The consensus reflects overwhelming positive reception, with a Rotten Tomatoes rating of 87% and audience approval at 91%. Over the years, as more audiences have rewatched it, many reviews indicate a deeper appreciation for its complexity and brilliance. However, there is still some debate about its emotional resonance versus its intellectual offerings. The film remains a cultural touchstone and is often cited in discussions about modern cinema.
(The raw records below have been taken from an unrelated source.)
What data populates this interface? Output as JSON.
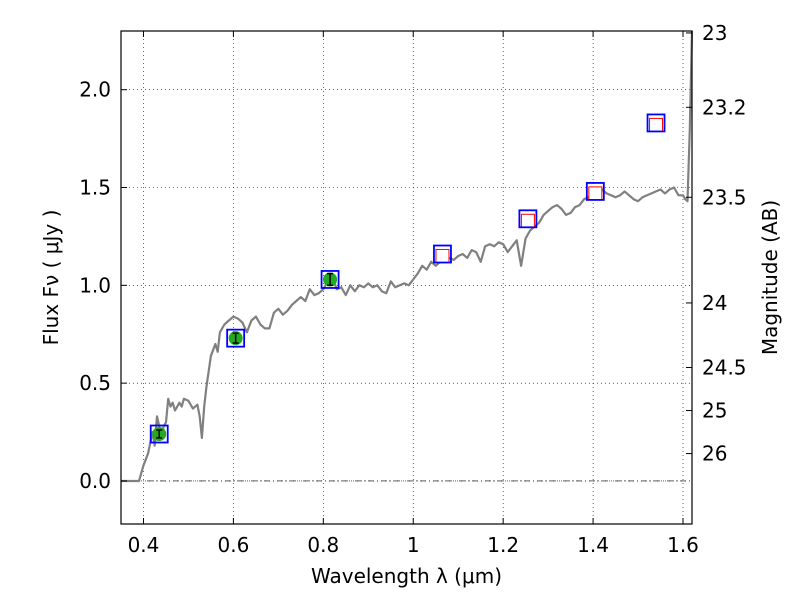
{
  "chart_data": {
    "type": "line",
    "title": "",
    "xlabel": "Wavelength  λ (μm)",
    "ylabel": "Flux  Fν  ( μJy )",
    "y2label": "Magnitude (AB)",
    "xlim": [
      0.35,
      1.62
    ],
    "ylim": [
      -0.22,
      2.3
    ],
    "grid": true,
    "x_ticks": [
      0.4,
      0.6,
      0.8,
      1.0,
      1.2,
      1.4,
      1.6
    ],
    "x_tick_labels": [
      "0.4",
      "0.6",
      "0.8",
      "1",
      "1.2",
      "1.4",
      "1.6"
    ],
    "y_ticks": [
      0.0,
      0.5,
      1.0,
      1.5,
      2.0
    ],
    "y_tick_labels": [
      "0.0",
      "0.5",
      "1.0",
      "1.5",
      "2.0"
    ],
    "y2_ticks": [
      {
        "label": "23",
        "flux": 2.29
      },
      {
        "label": "23.2",
        "flux": 1.91
      },
      {
        "label": "23.5",
        "flux": 1.45
      },
      {
        "label": "24",
        "flux": 0.91
      },
      {
        "label": "24.5",
        "flux": 0.58
      },
      {
        "label": "25",
        "flux": 0.36
      },
      {
        "label": "26",
        "flux": 0.14
      }
    ],
    "zero_line": 0.0,
    "model_spectrum": {
      "color": "#808080",
      "x": [
        0.35,
        0.38,
        0.39,
        0.4,
        0.41,
        0.42,
        0.425,
        0.43,
        0.435,
        0.44,
        0.445,
        0.45,
        0.455,
        0.46,
        0.465,
        0.47,
        0.48,
        0.485,
        0.49,
        0.5,
        0.51,
        0.52,
        0.525,
        0.53,
        0.535,
        0.54,
        0.55,
        0.56,
        0.565,
        0.57,
        0.58,
        0.59,
        0.6,
        0.61,
        0.62,
        0.63,
        0.64,
        0.65,
        0.66,
        0.67,
        0.68,
        0.69,
        0.7,
        0.71,
        0.72,
        0.73,
        0.74,
        0.75,
        0.76,
        0.77,
        0.78,
        0.79,
        0.8,
        0.81,
        0.82,
        0.83,
        0.84,
        0.85,
        0.86,
        0.87,
        0.88,
        0.89,
        0.9,
        0.91,
        0.92,
        0.93,
        0.94,
        0.95,
        0.96,
        0.97,
        0.98,
        0.99,
        1.0,
        1.01,
        1.02,
        1.03,
        1.04,
        1.05,
        1.06,
        1.07,
        1.08,
        1.09,
        1.1,
        1.11,
        1.12,
        1.13,
        1.14,
        1.15,
        1.16,
        1.17,
        1.18,
        1.19,
        1.2,
        1.21,
        1.22,
        1.23,
        1.24,
        1.25,
        1.26,
        1.27,
        1.28,
        1.29,
        1.3,
        1.31,
        1.32,
        1.33,
        1.34,
        1.35,
        1.36,
        1.37,
        1.38,
        1.39,
        1.4,
        1.41,
        1.42,
        1.43,
        1.44,
        1.45,
        1.46,
        1.47,
        1.48,
        1.49,
        1.5,
        1.51,
        1.52,
        1.53,
        1.54,
        1.55,
        1.56,
        1.57,
        1.58,
        1.59,
        1.6,
        1.605,
        1.61,
        1.615,
        1.62
      ],
      "y": [
        0.0,
        0.0,
        0.0,
        0.08,
        0.14,
        0.25,
        0.18,
        0.33,
        0.28,
        0.22,
        0.28,
        0.3,
        0.42,
        0.38,
        0.4,
        0.36,
        0.4,
        0.38,
        0.42,
        0.41,
        0.37,
        0.39,
        0.33,
        0.22,
        0.38,
        0.48,
        0.64,
        0.7,
        0.66,
        0.76,
        0.8,
        0.82,
        0.84,
        0.83,
        0.81,
        0.76,
        0.82,
        0.84,
        0.8,
        0.78,
        0.78,
        0.86,
        0.88,
        0.85,
        0.87,
        0.9,
        0.92,
        0.94,
        0.92,
        0.98,
        0.95,
        0.96,
        0.98,
        1.02,
        1.04,
        0.98,
        0.99,
        0.95,
        1.0,
        0.97,
        1.0,
        0.99,
        1.01,
        0.99,
        1.0,
        0.97,
        0.96,
        1.02,
        0.99,
        1.0,
        1.01,
        1.0,
        1.03,
        1.06,
        1.1,
        1.08,
        1.12,
        1.1,
        1.12,
        1.15,
        1.14,
        1.13,
        1.15,
        1.16,
        1.14,
        1.18,
        1.17,
        1.12,
        1.2,
        1.21,
        1.2,
        1.22,
        1.21,
        1.17,
        1.2,
        1.23,
        1.1,
        1.24,
        1.28,
        1.3,
        1.32,
        1.36,
        1.38,
        1.4,
        1.41,
        1.39,
        1.36,
        1.37,
        1.4,
        1.41,
        1.44,
        1.45,
        1.46,
        1.48,
        1.49,
        1.47,
        1.46,
        1.45,
        1.46,
        1.48,
        1.46,
        1.44,
        1.43,
        1.45,
        1.46,
        1.47,
        1.48,
        1.49,
        1.47,
        1.49,
        1.5,
        1.46,
        1.46,
        1.44,
        1.43,
        1.8,
        2.3
      ]
    },
    "observed_points": {
      "color": "#22aa22",
      "x": [
        0.435,
        0.605,
        0.815
      ],
      "y": [
        0.24,
        0.73,
        1.03
      ],
      "yerr": [
        0.02,
        0.025,
        0.03
      ]
    },
    "model_photometry": {
      "color": "#0000ff",
      "x": [
        0.435,
        0.605,
        0.815,
        1.065,
        1.255,
        1.405,
        1.54
      ],
      "y": [
        0.24,
        0.73,
        1.03,
        1.16,
        1.34,
        1.48,
        1.83
      ]
    },
    "predicted_points": {
      "color": "#ff0000",
      "x": [
        1.065,
        1.255,
        1.405,
        1.54
      ],
      "y": [
        1.15,
        1.33,
        1.47,
        1.82
      ]
    }
  }
}
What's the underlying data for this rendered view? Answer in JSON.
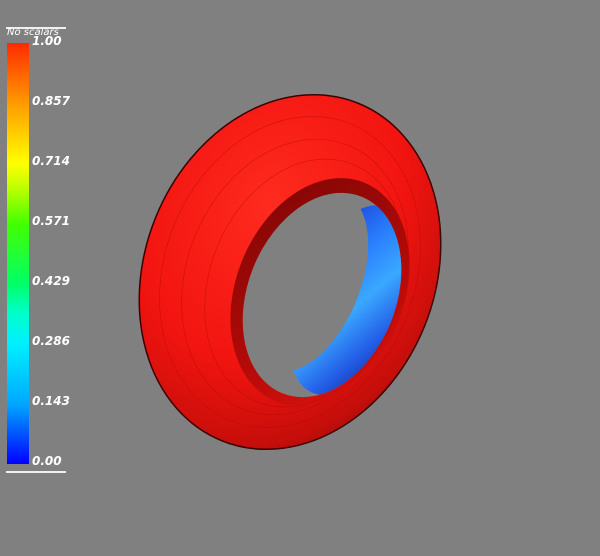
{
  "scalar_bar": {
    "title": "No scalars",
    "ticks": [
      "1.00",
      "0.857",
      "0.714",
      "0.571",
      "0.429",
      "0.286",
      "0.143",
      "0.00"
    ],
    "colormap": [
      "#ff2a00",
      "#ff9a00",
      "#ffff00",
      "#43ff00",
      "#00ff66",
      "#00f0ff",
      "#00a8ff",
      "#0000ff"
    ]
  },
  "scene": {
    "object": "torus",
    "outer_color": "#ff1a10",
    "inner_color": "#2a6cf0",
    "background": "#808080"
  }
}
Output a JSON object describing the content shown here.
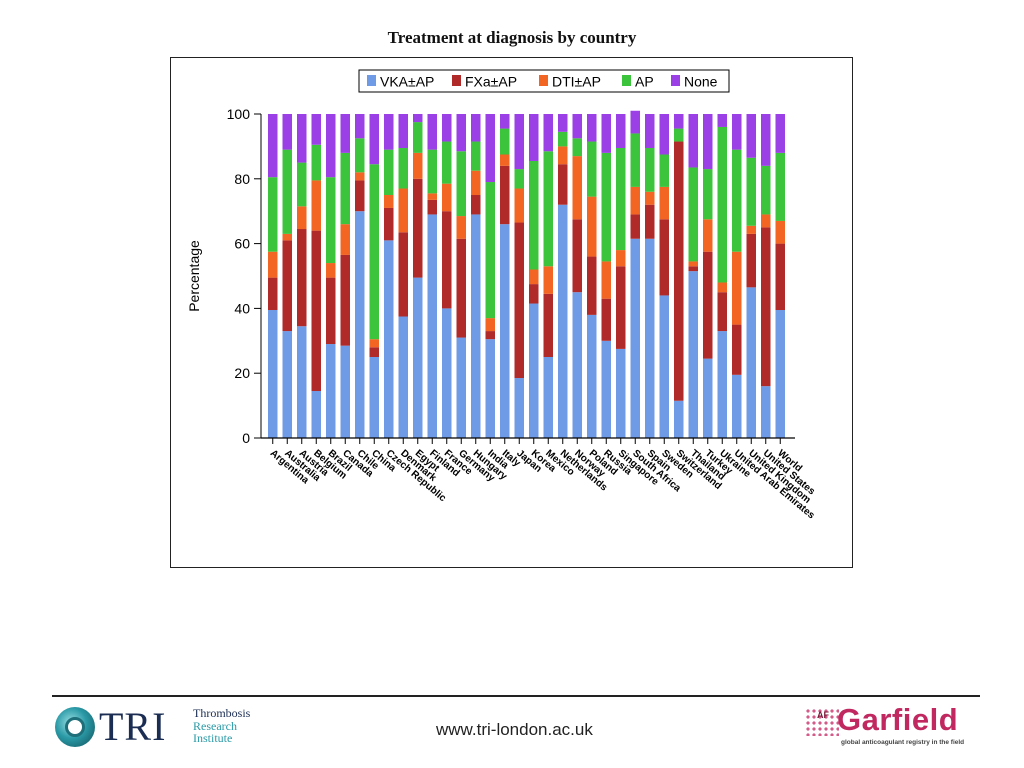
{
  "slide": {
    "title": "Treatment at diagnosis by country"
  },
  "footer": {
    "tri_letters": "TRI",
    "tri_sub": [
      "Thrombosis",
      "Research",
      "Institute"
    ],
    "url": "www.tri-london.ac.uk",
    "garfield_prefix": "AF",
    "garfield_name": "Garfield",
    "garfield_tagline": "global anticoagulant registry in the field"
  },
  "chart_data": {
    "type": "bar",
    "stacked": true,
    "title": "",
    "xlabel": "",
    "ylabel": "Percentage",
    "ylim": [
      0,
      100
    ],
    "yticks": [
      0,
      20,
      40,
      60,
      80,
      100
    ],
    "legend_position": "top",
    "categories": [
      "Argentina",
      "Australia",
      "Austria",
      "Belgium",
      "Brazil",
      "Canada",
      "Chile",
      "China",
      "Czech Republic",
      "Denmark",
      "Egypt",
      "Finland",
      "France",
      "Germany",
      "Hungary",
      "India",
      "Italy",
      "Japan",
      "Korea",
      "Mexico",
      "Netherlands",
      "Norway",
      "Poland",
      "Russia",
      "Singapore",
      "South Africa",
      "Spain",
      "Sweden",
      "Switzerland",
      "Thailand",
      "Turkey",
      "Ukraine",
      "United Arab Emirates",
      "United Kingdom",
      "United States",
      "World"
    ],
    "series": [
      {
        "name": "VKA±AP",
        "color": "#6f9be6",
        "values": [
          39.5,
          33,
          34.5,
          14.5,
          29,
          28.5,
          70,
          25,
          61,
          37.5,
          49.5,
          69,
          40,
          31,
          69,
          30.5,
          66,
          18.5,
          41.5,
          25,
          72,
          45,
          38,
          30,
          27.5,
          61.5,
          61.5,
          44,
          11.5,
          51.5,
          24.5,
          33,
          19.5,
          46.5,
          16,
          39.5
        ]
      },
      {
        "name": "FXa±AP",
        "color": "#b02a2a",
        "values": [
          10,
          28,
          30,
          49.5,
          20.5,
          28,
          9.5,
          3,
          10,
          26,
          30.5,
          4.5,
          30,
          30.5,
          6,
          2.5,
          18,
          48,
          6,
          19.5,
          12.5,
          22.5,
          18,
          13,
          25.5,
          7.5,
          10.5,
          23.5,
          80,
          1.5,
          33,
          12,
          15.5,
          16.5,
          49,
          20.5
        ]
      },
      {
        "name": "DTI±AP",
        "color": "#f26522",
        "values": [
          8,
          2,
          7,
          15.5,
          4.5,
          9.5,
          2.5,
          2.5,
          4,
          13.5,
          8,
          2,
          8.5,
          7,
          7.5,
          4,
          3.5,
          10.5,
          4.5,
          8.5,
          5.5,
          19.5,
          18.5,
          11.5,
          5,
          8.5,
          4,
          10,
          0,
          1.5,
          10,
          3,
          22.5,
          2.5,
          4,
          7
        ]
      },
      {
        "name": "AP",
        "color": "#3cc43c",
        "values": [
          23,
          26,
          13.5,
          11,
          26.5,
          22,
          10.5,
          54,
          14,
          12.5,
          9.5,
          13.5,
          13,
          20,
          9,
          42,
          8,
          6,
          33.5,
          35.5,
          4.5,
          5.5,
          17,
          33.5,
          31.5,
          16.5,
          13.5,
          10,
          4,
          29,
          15.5,
          48,
          31.5,
          21,
          15,
          21
        ]
      },
      {
        "name": "None",
        "color": "#9b3fe6",
        "values": [
          19.5,
          11,
          15,
          9.5,
          19.5,
          12,
          7.5,
          15.5,
          11,
          10.5,
          2.5,
          11,
          8.5,
          11.5,
          8.5,
          21,
          4.5,
          17,
          14.5,
          11.5,
          5.5,
          7.5,
          8.5,
          12,
          10.5,
          7,
          10.5,
          12.5,
          4.5,
          16.5,
          17,
          4,
          11,
          13.5,
          16,
          12
        ]
      }
    ]
  }
}
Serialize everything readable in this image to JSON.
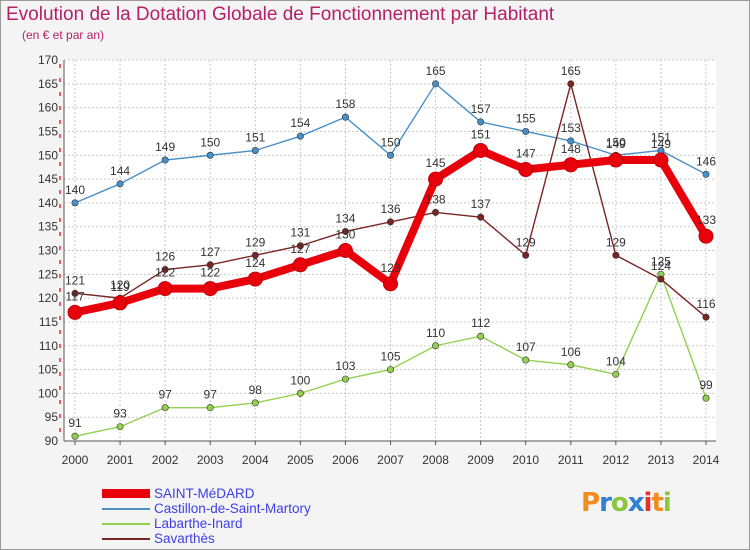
{
  "header": {
    "title": "Evolution de la Dotation Globale de Fonctionnement par Habitant",
    "subtitle": "(en € et par an)"
  },
  "logo": {
    "text": "Proxiti",
    "colors": [
      "#f28c1e",
      "#2e7fd6",
      "#8cc63f",
      "#2e7fd6",
      "#e5322d",
      "#f28c1e",
      "#8cc63f"
    ]
  },
  "chart_data": {
    "type": "line",
    "title": "Evolution de la Dotation Globale de Fonctionnement par Habitant",
    "ylabel": "(en € et par an)",
    "xlabel": "",
    "categories": [
      "2000",
      "2001",
      "2002",
      "2003",
      "2004",
      "2005",
      "2006",
      "2007",
      "2008",
      "2009",
      "2010",
      "2011",
      "2012",
      "2013",
      "2014"
    ],
    "ylim": [
      90,
      170
    ],
    "yticks": [
      90,
      95,
      100,
      105,
      110,
      115,
      120,
      125,
      130,
      135,
      140,
      145,
      150,
      155,
      160,
      165,
      170
    ],
    "grid": true,
    "legend_position": "bottom-left",
    "series": [
      {
        "name": "SAINT-MéDARD",
        "color": "#e8000b",
        "bold": true,
        "values": [
          117,
          119,
          122,
          122,
          124,
          127,
          130,
          123,
          145,
          151,
          147,
          148,
          149,
          149,
          133
        ]
      },
      {
        "name": "Castillon-de-Saint-Martory",
        "color": "#4a90c8",
        "bold": false,
        "values": [
          140,
          144,
          149,
          150,
          151,
          154,
          158,
          150,
          165,
          157,
          155,
          153,
          150,
          151,
          146
        ]
      },
      {
        "name": "Labarthe-Inard",
        "color": "#92d050",
        "bold": false,
        "values": [
          91,
          93,
          97,
          97,
          98,
          100,
          103,
          105,
          110,
          112,
          107,
          106,
          104,
          125,
          99
        ]
      },
      {
        "name": "Savarthès",
        "color": "#7a2424",
        "bold": false,
        "values": [
          121,
          120,
          126,
          127,
          129,
          131,
          134,
          136,
          138,
          137,
          129,
          165,
          129,
          124,
          116
        ]
      }
    ]
  }
}
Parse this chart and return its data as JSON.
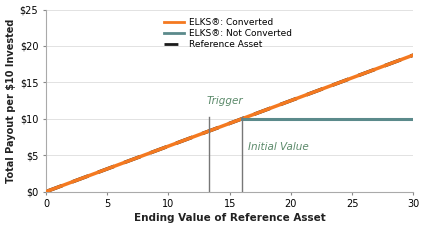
{
  "title": "",
  "xlabel": "Ending Value of Reference Asset",
  "ylabel": "Total Payout per $10 Invested",
  "xlim": [
    0,
    30
  ],
  "ylim": [
    0,
    25
  ],
  "xticks": [
    0,
    5,
    10,
    15,
    20,
    25,
    30
  ],
  "yticks": [
    0,
    5,
    10,
    15,
    20,
    25
  ],
  "ytick_labels": [
    "$0",
    "$5",
    "$10",
    "$15",
    "$20",
    "$25"
  ],
  "trigger_x": 13.333,
  "initial_value_x": 16.0,
  "cap_y": 10.0,
  "slope": 0.625,
  "converted_color": "#F47920",
  "not_converted_color": "#5B8A8B",
  "reference_color": "#1a1a1a",
  "vline_color": "#777777",
  "trigger_label": "Trigger",
  "initial_value_label": "Initial Value",
  "legend_converted": "ELKS®: Converted",
  "legend_not_converted": "ELKS®: Not Converted",
  "legend_reference": "Reference Asset",
  "background_color": "#ffffff",
  "grid_color": "#dddddd",
  "trigger_label_color": "#5B8A6A",
  "initial_value_label_color": "#5B8A6A"
}
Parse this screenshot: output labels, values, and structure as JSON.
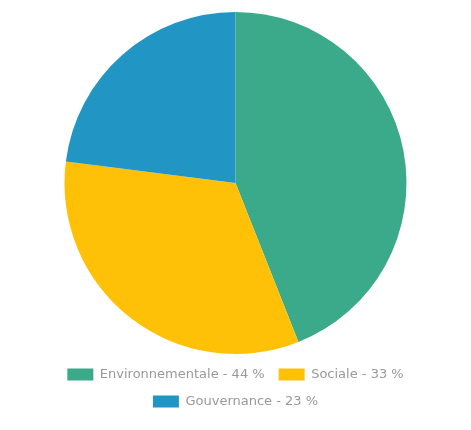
{
  "chart_data": {
    "type": "pie",
    "categories": [
      "Environnementale - 44 %",
      "Sociale - 33 %",
      "Gouvernance - 23 %"
    ],
    "values": [
      44,
      33,
      23
    ],
    "colors": [
      "#3aaa8a",
      "#ffc107",
      "#2196c4"
    ],
    "legend": "bottom"
  }
}
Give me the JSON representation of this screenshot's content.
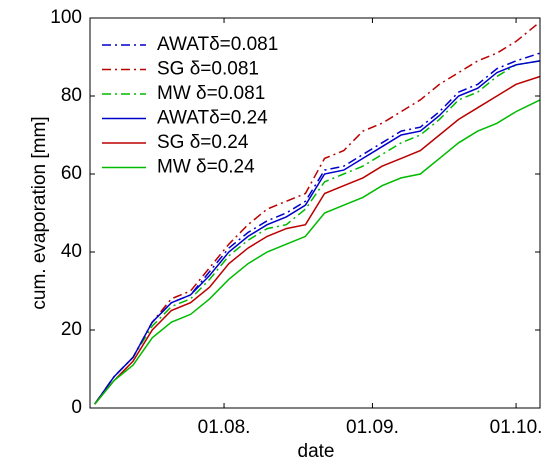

Inception Movie Review Consensus

Overview:

Inception is a 2010 sci-fi film directed by Christopher Nolan, exploring the boundaries of dreams and reality through a complex narrative involving dream manipulation. It has garnered critical acclaim and has sparked extensive discussions on its themes and storytelling technique.

Praise:

Innovation:
- Groundbreaking Concept: Many reviewers commend Inception for its original concept that redefined the sci-fi genre.
- Intricacy: Critics emphasize the film's ability to challenge viewers' perceptions, requiring multiple viewings to appreciate fully.
Visuals:
- Stunning Effects: The visual effects are frequently praised for their creativity, with particular scenes noted for their astonishing quality.
- Cinematography and Production Design: Recognized for blending reality and dreams fluidly.
Soundtrack:
- Hans Zimmer's Score: Noted for enhancing the film's emotional depth and tension.
Performance:
- Cast Contributions: Leonardo DiCaprio and supporting actors are highlighted for their strong performances, contributing greatly to the film's atmosphere.

Criticisms:

Complex Narrative:
- Some critics argue that the convoluted plot may be difficult for general audiences to digest, leading to a sense of alienation for viewers unaccustomed to such intricate storytelling.
Pacing Issues:
- Complaints regarding the film's pacing, with the latter part feeling drawn out or convoluted, impacting viewer engagement.
Emotional Disconnect:
- Despite its intellectual appeal, some reviewers felt that Inception lacked a deep emotional connection, leaving certain audiences feeling detached from the characters.

Overall Sentiment:

Inception maintains a strong legacy, evident in its 87% score on Rotten Tomatoes and 91% audience score. Over the years, the sentiment towards the film has shifted to a deeper appreciation for its complexity, although debates about its emotional engagement persist. It is often regarded as a modern masterpiece in cinema, with discussions surrounding it contributing to its enduring popularity.

Conclusion

In this cookbook, we've built a sophisticated Movie Review Researcher that combines the power of web search, content extraction, and AI analysis to generate comprehensive movie review reports. Our agent can:

Search for reviews across multiple sources using strategic pagination
Intelligently select the most relevant review websites to analyze
Extract detailed content from those sources with advanced scraping techniques
Analyze text to identify key themes in both praise and criticism
Synthesize findings into a structured report with clear sections and insights

This approach demonstrates how AI agents can transform raw web content into actionable intelligence - saving hours of manual research while delivering deeper insights than a simple review aggregator would provide.

Next Steps and Extensions

To take this movie review researcher further, consider:

Sentiment Tracking: Enhance the analysis with quantitative sentiment tracking over time
Comparison Features: Extend the system to compare reception across multiple films
Financial Correlation: Correlate critical reception with box office performance
Genre Analysis: Add genre-specific evaluation criteria for different types of films
User Interface: Build a simple web app that lets users query for any movie by name
Result Caching: Implement a database to store previous analyses for faster retrieval

The architecture we've built is highly extensible and can be adapted for various media analysis tasks beyond movies - including TV shows, video games, music albums, or literary works.